C’est fou le nombre de politiciens, philosophes ou journalistes qui font ça : envoyer des photos de leurs queues à des correspondantes Facebook ou des selfies à poil. Très honnêtement je ne comprends pas. Qu’attendent-ils de cet étrange billet doux ? Que la fille réponde : « Maintenant que je vois comme tu es bien membré, mon gros loup, je te dis oui » ? J’ai connu pas mal de filles qui en recevaient, parfois d’intellectuels célèbres, et qui, évidemment, les montraient aux amis, s’en choquaient, puis s’en gaussaient, et les commentaient. L’impression que ça donnait, c’est que ces intellectuels, ces journalistes et ces politiques faisaient tous ça pour ça. Ils se rêvaient comme des rock stars avec des groupies à leurs pieds. Ils se voulaient Hendrix, Prince ou Led Zeppelin. Sauf que Hendrix, Prince ou les membres de Led Zeppelin, avant d’avoir des groupies folles d’eux et prêtes à tout pour passer une nuit avec eux, avaient tous fait ça pour la musique d’abord et avant tout ! En comparaison, je doute vraiment que ces politiques et ces philosophes exhibitionnistes aient jamais eu une autre ambition que de se taper le plus de filles possibles.

Jadis ça me faisait rire, maintenant ça me fait de la peine. Il faut que l’être humain soit paumé pour jouer à ces jeux de con. Il faut que le sexe soit devenu tellement satellitaire à leur propre vie affective pour que ces hommes ne puissent plus se rêver autrement que comme les producteurs de leur propre film porno. Ces pratiques à la fois sordides et puériles ne sont certainement pas l’aboutissement d’un processus d’émancipation. Elles ne représentent ni un affranchissement de la morale collective ni le résultat d’une libération sexuelle. Non, ce n’est pas ça, la passion sexuelle. Ce n’est pas ça, la folle beauté du désir charnel. Ce n’est pas ça, s’oublier dans le corps de l’autre, chercher la transmutation des peines de la vie dans les couleurs chatoyantes de l’érotisme. Ce n’est pas ça, s’aimer comme des dingues, baiser comme des dieux. Le sexe est une des plus grandes magies de l’existence, mais ce qui est magique en lui, c’est l’apparition d’une attraction réciproque. Et ça n’est même pas si rare ou si difficile : il suffit de vouloir plaire à l’autre, plaire vraiment, comme l’autre vous plaît.
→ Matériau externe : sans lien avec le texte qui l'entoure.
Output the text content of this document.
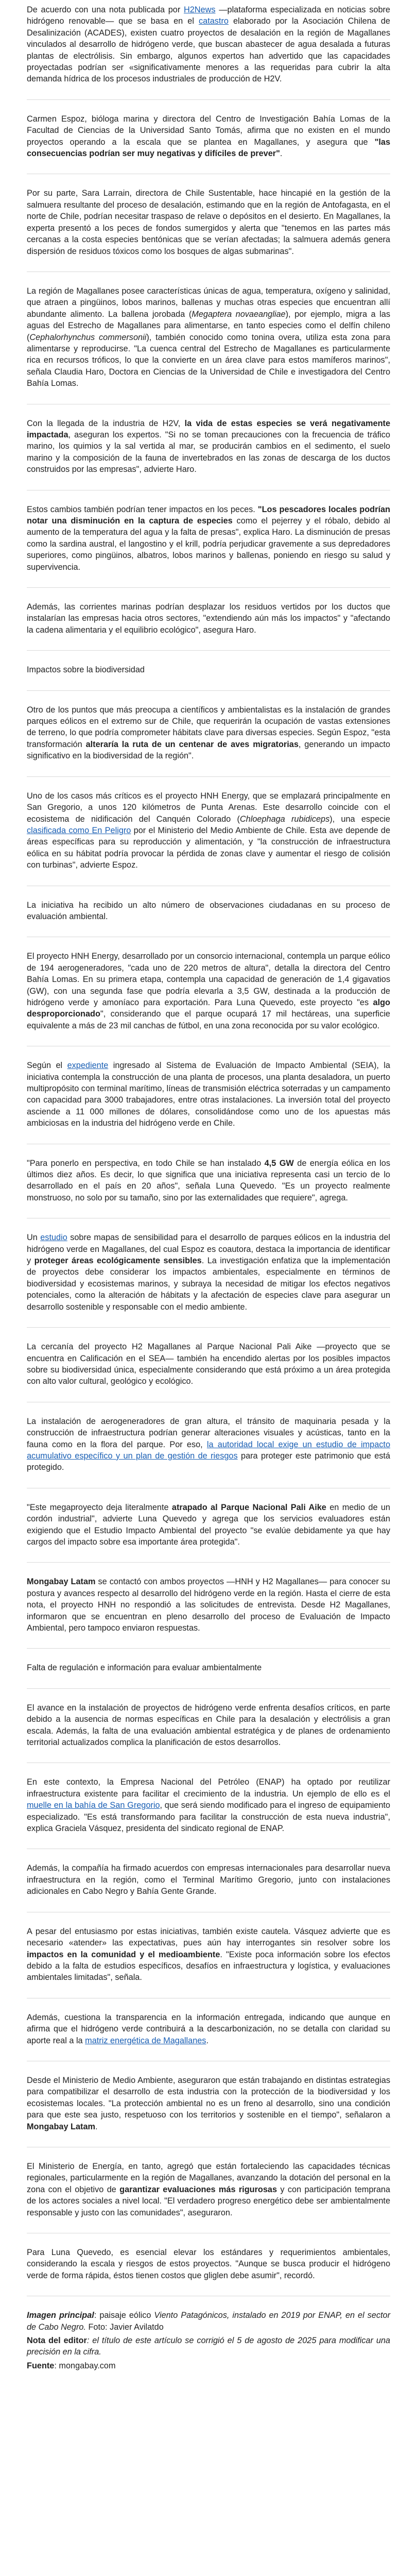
De acuerdo con una nota publicada por H2News —plataforma especializada en noticias sobre hidrógeno renovable— que se basa en el catastro elaborado por la Asociación Chilena de Desalinización (ACADES), existen cuatro proyectos de desalación en la región de Magallanes vinculados al desarrollo de hidrógeno verde, que buscan abastecer de agua desalada a futuras plantas de electrólisis. Sin embargo, algunos expertos han advertido que las capacidades proyectadas podrían ser «significativamente menores a las requeridas para cubrir la alta demanda hídrica de los procesos industriales de producción de H2V.

Carmen Espoz, bióloga marina y directora del Centro de Investigación Bahía Lomas de la Facultad de Ciencias de la Universidad Santo Tomás, afirma que no existen en el mundo proyectos operando a la escala que se plantea en Magallanes, y asegura que "las consecuencias podrían ser muy negativas y difíciles de prever".

Por su parte, Sara Larrain, directora de Chile Sustentable, hace hincapié en la gestión de la salmuera resultante del proceso de desalación, estimando que en la región de Antofagasta, en el norte de Chile, podrían necesitar traspaso de relave o depósitos en el desierto. En Magallanes, la experta presentó a los peces de fondos sumergidos y alerta que "tenemos en las partes más cercanas a la costa especies bentónicas que se verían afectadas; la salmuera además genera dispersión de residuos tóxicos como los bosques de algas submarinas".

La región de Magallanes posee características únicas de agua, temperatura, oxígeno y salinidad, que atraen a pingüinos, lobos marinos, ballenas y muchas otras especies que encuentran allí abundante alimento. La ballena jorobada (Megaptera novaeangliae), por ejemplo, migra a las aguas del Estrecho de Magallanes para alimentarse, en tanto especies como el delfín chileno (Cephalorhynchus commersonii), también conocido como tonina overa, utiliza esta zona para alimentarse y reproducirse. "La cuenca central del Estrecho de Magallanes es particularmente rica en recursos tróficos, lo que la convierte en un área clave para estos mamíferos marinos", señala Claudia Haro, Doctora en Ciencias de la Universidad de Chile e investigadora del Centro Bahía Lomas.

Con la llegada de la industria de H2V, la vida de estas especies se verá negativamente impactada, aseguran los expertos. "Si no se toman precauciones con la frecuencia de tráfico marino, los quimios y la sal vertida al mar, se producirán cambios en el sedimento, el suelo marino y la composición de la fauna de invertebrados en las zonas de descarga de los ductos construidos por las empresas", advierte Haro.

Estos cambios también podrían tener impactos en los peces. "Los pescadores locales podrían notar una disminución en la captura de especies como el pejerrey y el róbalo, debido al aumento de la temperatura del agua y la falta de presas", explica Haro. La disminución de presas como la sardina austral, el langostino y el krill, podría perjudicar gravemente a sus depredadores superiores, como pingüinos, albatros, lobos marinos y ballenas, poniendo en riesgo su salud y supervivencia.

Además, las corrientes marinas podrían desplazar los residuos vertidos por los ductos que instalarían las empresas hacia otros sectores, "extendiendo aún más los impactos" y "afectando la cadena alimentaria y el equilibrio ecológico", asegura Haro.

Impactos sobre la biodiversidad

Otro de los puntos que más preocupa a científicos y ambientalistas es la instalación de grandes parques eólicos en el extremo sur de Chile, que requerirán la ocupación de vastas extensiones de terreno, lo que podría comprometer hábitats clave para diversas especies. Según Espoz, "esta transformación alteraría la ruta de un centenar de aves migratorias, generando un impacto significativo en la biodiversidad de la región".

Uno de los casos más críticos es el proyecto HNH Energy, que se emplazará principalmente en San Gregorio, a unos 120 kilómetros de Punta Arenas. Este desarrollo coincide con el ecosistema de nidificación del Canquén Colorado (Chloephaga rubidiceps), una especie clasificada como En Peligro por el Ministerio del Medio Ambiente de Chile. Esta ave depende de áreas específicas para su reproducción y alimentación, y "la construcción de infraestructura eólica en su hábitat podría provocar la pérdida de zonas clave y aumentar el riesgo de colisión con turbinas", advierte Espoz.

La iniciativa ha recibido un alto número de observaciones ciudadanas en su proceso de evaluación ambiental.

El proyecto HNH Energy, desarrollado por un consorcio internacional, contempla un parque eólico de 194 aerogeneradores, "cada uno de 220 metros de altura", detalla la directora del Centro Bahía Lomas. En su primera etapa, contempla una capacidad de generación de 1,4 gigavatios (GW), con una segunda fase que podría elevarla a 3,5 GW, destinada a la producción de hidrógeno verde y amoníaco para exportación. Para Luna Quevedo, este proyecto "es algo desproporcionado", considerando que el parque ocupará 17 mil hectáreas, una superficie equivalente a más de 23 mil canchas de fútbol, en una zona reconocida por su valor ecológico.

Según el expediente ingresado al Sistema de Evaluación de Impacto Ambiental (SEIA), la iniciativa contempla la construcción de una planta de procesos, una planta desaladora, un puerto multipropósito con terminal marítimo, líneas de transmisión eléctrica soterradas y un campamento con capacidad para 3000 trabajadores, entre otras instalaciones. La inversión total del proyecto asciende a 11 000 millones de dólares, consolidándose como uno de los apuestas más ambiciosas en la industria del hidrógeno verde en Chile.

"Para ponerlo en perspectiva, en todo Chile se han instalado 4,5 GW de energía eólica en los últimos diez años. Es decir, lo que significa que una iniciativa representa casi un tercio de lo desarrollado en el país en 20 años", señala Luna Quevedo. "Es un proyecto realmente monstruoso, no solo por su tamaño, sino por las externalidades que requiere", agrega.

Un estudio sobre mapas de sensibilidad para el desarrollo de parques eólicos en la industria del hidrógeno verde en Magallanes, del cual Espoz es coautora, destaca la importancia de identificar y proteger áreas ecológicamente sensibles. La investigación enfatiza que la implementación de proyectos debe considerar los impactos ambientales, especialmente en términos de biodiversidad y ecosistemas marinos, y subraya la necesidad de mitigar los efectos negativos potenciales, como la alteración de hábitats y la afectación de especies clave para asegurar un desarrollo sostenible y responsable con el medio ambiente.

La cercanía del proyecto H2 Magallanes al Parque Nacional Pali Aike —proyecto que se encuentra en Calificación en el SEA— también ha encendido alertas por los posibles impactos sobre su biodiversidad única, especialmente considerando que está próximo a un área protegida con alto valor cultural, geológico y ecológico.

La instalación de aerogeneradores de gran altura, el tránsito de maquinaria pesada y la construcción de infraestructura podrían generar alteraciones visuales y acústicas, tanto en la fauna como en la flora del parque. Por eso, la autoridad local exige un estudio de impacto acumulativo específico y un plan de gestión de riesgos para proteger este patrimonio que está protegido.

"Este megaproyecto deja literalmente atrapado al Parque Nacional Pali Aike en medio de un cordón industrial", advierte Luna Quevedo y agrega que los servicios evaluadores están exigiendo que el Estudio Impacto Ambiental del proyecto "se evalúe debidamente ya que hay cargos del impacto sobre esa importante área protegida".

Mongabay Latam se contactó con ambos proyectos —HNH y H2 Magallanes— para conocer su postura y avances respecto al desarrollo del hidrógeno verde en la región. Hasta el cierre de esta nota, el proyecto HNH no respondió a las solicitudes de entrevista. Desde H2 Magallanes, informaron que se encuentran en pleno desarrollo del proceso de Evaluación de Impacto Ambiental, pero tampoco enviaron respuestas.

Falta de regulación e información para evaluar ambientalmente

El avance en la instalación de proyectos de hidrógeno verde enfrenta desafíos críticos, en parte debido a la ausencia de normas específicas en Chile para la desalación y electrólisis a gran escala. Además, la falta de una evaluación ambiental estratégica y de planes de ordenamiento territorial actualizados complica la planificación de estos desarrollos.

En este contexto, la Empresa Nacional del Petróleo (ENAP) ha optado por reutilizar infraestructura existente para facilitar el crecimiento de la industria. Un ejemplo de ello es el muelle en la bahía de San Gregorio, que será siendo modificado para el ingreso de equipamiento especializado. "Es está transformando para facilitar la construcción de esta nueva industria", explica Graciela Vásquez, presidenta del sindicato regional de ENAP.

Además, la compañía ha firmado acuerdos con empresas internacionales para desarrollar nueva infraestructura en la región, como el Terminal Marítimo Gregorio, junto con instalaciones adicionales en Cabo Negro y Bahía Gente Grande.

A pesar del entusiasmo por estas iniciativas, también existe cautela. Vásquez advierte que es necesario «atender» las expectativas, pues aún hay interrogantes sin resolver sobre los impactos en la comunidad y el medioambiente. "Existe poca información sobre los efectos debido a la falta de estudios específicos, desafíos en infraestructura y logística, y evaluaciones ambientales limitadas", señala.

Además, cuestiona la transparencia en la información entregada, indicando que aunque en afirma que el hidrógeno verde contribuirá a la descarbonización, no se detalla con claridad su aporte real a la matriz energética de Magallanes.

Desde el Ministerio de Medio Ambiente, aseguraron que están trabajando en distintas estrategias para compatibilizar el desarrollo de esta industria con la protección de la biodiversidad y los ecosistemas locales. "La protección ambiental no es un freno al desarrollo, sino una condición para que este sea justo, respetuoso con los territorios y sostenible en el tiempo", señalaron a Mongabay Latam.

El Ministerio de Energía, en tanto, agregó que están fortaleciendo las capacidades técnicas regionales, particularmente en la región de Magallanes, avanzando la dotación del personal en la zona con el objetivo de garantizar evaluaciones más rigurosas y con participación temprana de los actores sociales a nivel local. "El verdadero progreso energético debe ser ambientalmente responsable y justo con las comunidades", aseguraron.

Para Luna Quevedo, es esencial elevar los estándares y requerimientos ambientales, considerando la escala y riesgos de estos proyectos. "Aunque se busca producir el hidrógeno verde de forma rápida, éstos tienen costos que gliglen debe asumir", recordó.

Imagen principal: paisaje eólico Viento Patagónicos, instalado en 2019 por ENAP, en el sector de Cabo Negro. Foto: Javier Avilatdo

Nota del editor: el título de este artículo se corrigió el 5 de agosto de 2025 para modificar una precisión en la cifra.

Fuente: mongabay.com
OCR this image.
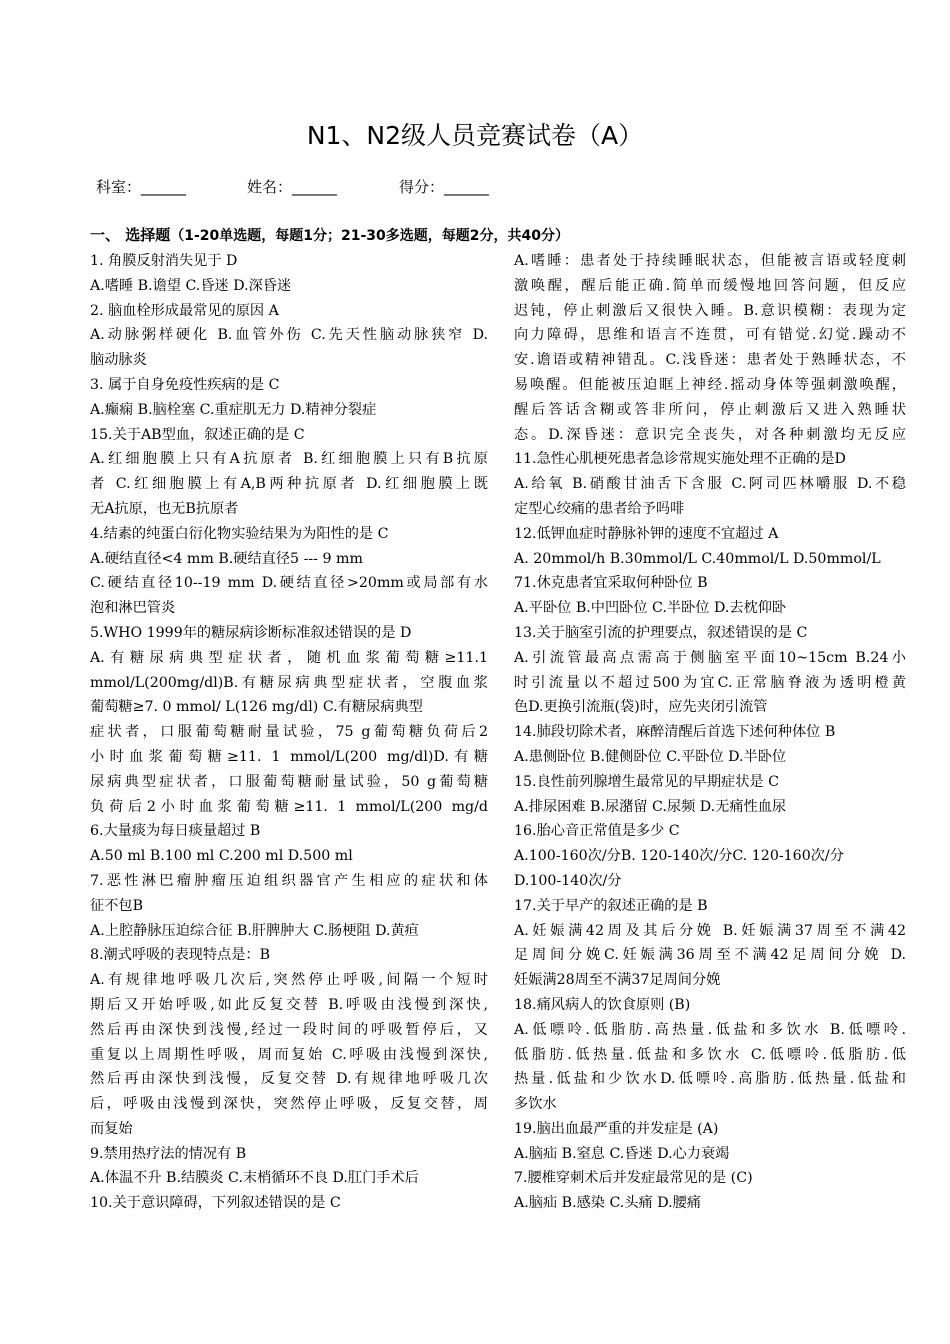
N1、N2级人员竞赛试卷（A）
科室：______	姓名：______	得分：______
一、 选择题（1-20单选题，每题1分；21-30多选题，每题2分，共40分）
1. 角膜反射消失见于 D
A.嗜睡 B.谵望 C.昏迷 D.深昏迷
2. 脑血栓形成最常见的原因 A
A.动脉粥样硬化 B.血管外伤 C.先天性脑动脉狭窄 D.
脑动脉炎
3. 属于自身免疫性疾病的是 C
A.癫痫 B.脑栓塞 C.重症肌无力 D.精神分裂症
15.关于AB型血，叙述正确的是 C
A.红细胞膜上只有A抗原者 B.红细胞膜上只有B抗原
者 C.红细胞膜上有A,B两种抗原者 D.红细胞膜上既
无A抗原，也无B抗原者
4.结素的纯蛋白衍化物实验结果为为阳性的是 C
A.硬结直径<4 mm B.硬结直径5 --- 9 mm
C.硬结直径10--19 mm D.硬结直径>20mm或局部有水
泡和淋巴管炎
5.WHO 1999年的糖尿病诊断标准叙述错误的是 D
A.有糖尿病典型症状者，随机血浆葡萄糖≥11.1
mmol/L(200mg/dl)B.有糖尿病典型症状者，空腹血浆
葡萄糖≥7. 0 mmol/ L(126 mg/dl) C.有糖尿病典型
症状者，口服葡萄糖耐量试验，75 g葡萄糖负荷后2
小时血浆葡萄糖≥11. 1 mmol/L(200 mg/dl)D.有糖
尿病典型症状者，口服葡萄糖耐量试验，50 g葡萄糖
负荷后2小时血浆葡萄糖≥11. 1 mmol/L(200 mg/d
6.大量痰为每日痰量超过 B
A.50 ml B.100 ml C.200 ml D.500 ml
7.恶性淋巴瘤肿瘤压迫组织器官产生相应的症状和体
征不包B
A.上腔静脉压迫综合征 B.肝脾肿大 C.肠梗阻 D.黄疸
8.潮式呼吸的表现特点是：B
A.有规律地呼吸几次后,突然停止呼吸,间隔一个短时
期后又开始呼吸,如此反复交替 B.呼吸由浅慢到深快,
然后再由深快到浅慢,经过一段时间的呼吸暂停后，又
重复以上周期性呼吸，周而复始 C.呼吸由浅慢到深快,
然后再由深快到浅慢，反复交替 D.有规律地呼吸几次
后，呼吸由浅慢到深快，突然停止呼吸，反复交替，周
而复始
9.禁用热疗法的情况有 B
A.体温不升 B.结膜炎 C.末梢循环不良 D.肛门手术后
10.关于意识障碍，下列叙述错误的是 C
A.嗜睡：患者处于持续睡眠状态，但能被言语或轻度刺
激唤醒，醒后能正确.简单而缓慢地回答问题，但反应
迟钝，停止刺激后又很快入睡。B.意识模糊：表现为定
向力障碍，思维和语言不连贯，可有错觉.幻觉.躁动不
安.谵语或精神错乱。C.浅昏迷：患者处于熟睡状态，不
易唤醒。但能被压迫眶上神经.摇动身体等强刺激唤醒，
醒后答话含糊或答非所问，停止刺激后又进入熟睡状
态。D.深昏迷：意识完全丧失，对各种刺激均无反应
11.急性心肌梗死患者急诊常规实施处理不正确的是D
A.给氧 B.硝酸甘油舌下含服 C.阿司匹林嚼服 D.不稳
定型心绞痛的患者给予吗啡
12.低钾血症时静脉补钾的速度不宜超过 A
A. 20mmol/h B.30mmol/L C.40mmol/L D.50mmol/L
71.休克患者宜采取何种卧位 B
A.平卧位 B.中凹卧位 C.半卧位 D.去枕仰卧
13.关于脑室引流的护理要点，叙述错误的是 C
A.引流管最高点需高于侧脑室平面10~15cm B.24小
时引流量以不超过500为宜C.正常脑脊液为透明橙黄
色D.更换引流瓶(袋)时，应先夹闭引流管
14.肺段切除术者，麻醉清醒后首选下述何种体位 B
A.患侧卧位 B.健侧卧位 C.平卧位 D.半卧位
15.良性前列腺增生最常见的早期症状是 C
A.排尿困难 B.尿潴留 C.尿频 D.无痛性血尿
16.胎心音正常值是多少 C
A.100-160次/分B. 120-140次/分C. 120-160次/分
D.100-140次/分
17.关于早产的叙述正确的是 B
A.妊娠满42周及其后分娩 B.妊娠满37周至不满42
足周间分娩C.妊娠满36周至不满42足周间分娩 D.
妊娠满28周至不满37足周间分娩
18.痛风病人的饮食原则 (B)
A.低嘌呤.低脂肪.高热量.低盐和多饮水 B.低嘌呤.
低脂肪.低热量.低盐和多饮水 C.低嘌呤.低脂肪.低
热量.低盐和少饮水D.低嘌呤.高脂肪.低热量.低盐和
多饮水
19.脑出血最严重的并发症是 (A)
A.脑疝 B.窒息 C.昏迷 D.心力衰竭
7.腰椎穿刺术后并发症最常见的是 (C)
A.脑疝 B.感染 C.头痛 D.腰痛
Il suffit de faire quelques efforts pour toucher du doigt la Beauté, et ce sont ces efforts qui vous rendront heureux, pas même la gratification érotique qui éventuellement en résultera. Aimer, plutôt que harceler et insister. Krishnamurti le dit magnifiquement : « Vous voulez être aimé parce que vous n’aimez pas ; mais dès que vous aimez vraiment, c’est terminé, vous ne cherchez plus à savoir si l’on vous aime ou non. Sans l’amour, vous n’êtes qu’une chose morte, et une chose morte qui réclame l’amour n’en demeure pas moins une chose morte. Alors que si votre cœur est plein d’amour, vous ne réclamez jamais d’être aimé, vous ne demandez l’aumône à personne. »

Bonne Saint-Valentin ! Plutôt que de passer la journée à vous demander si vous êtes aimés ou non, passez-la à aimer, à lire, à dessiner ou à écouter de la musique, cela soigne de toutes les peines du monde.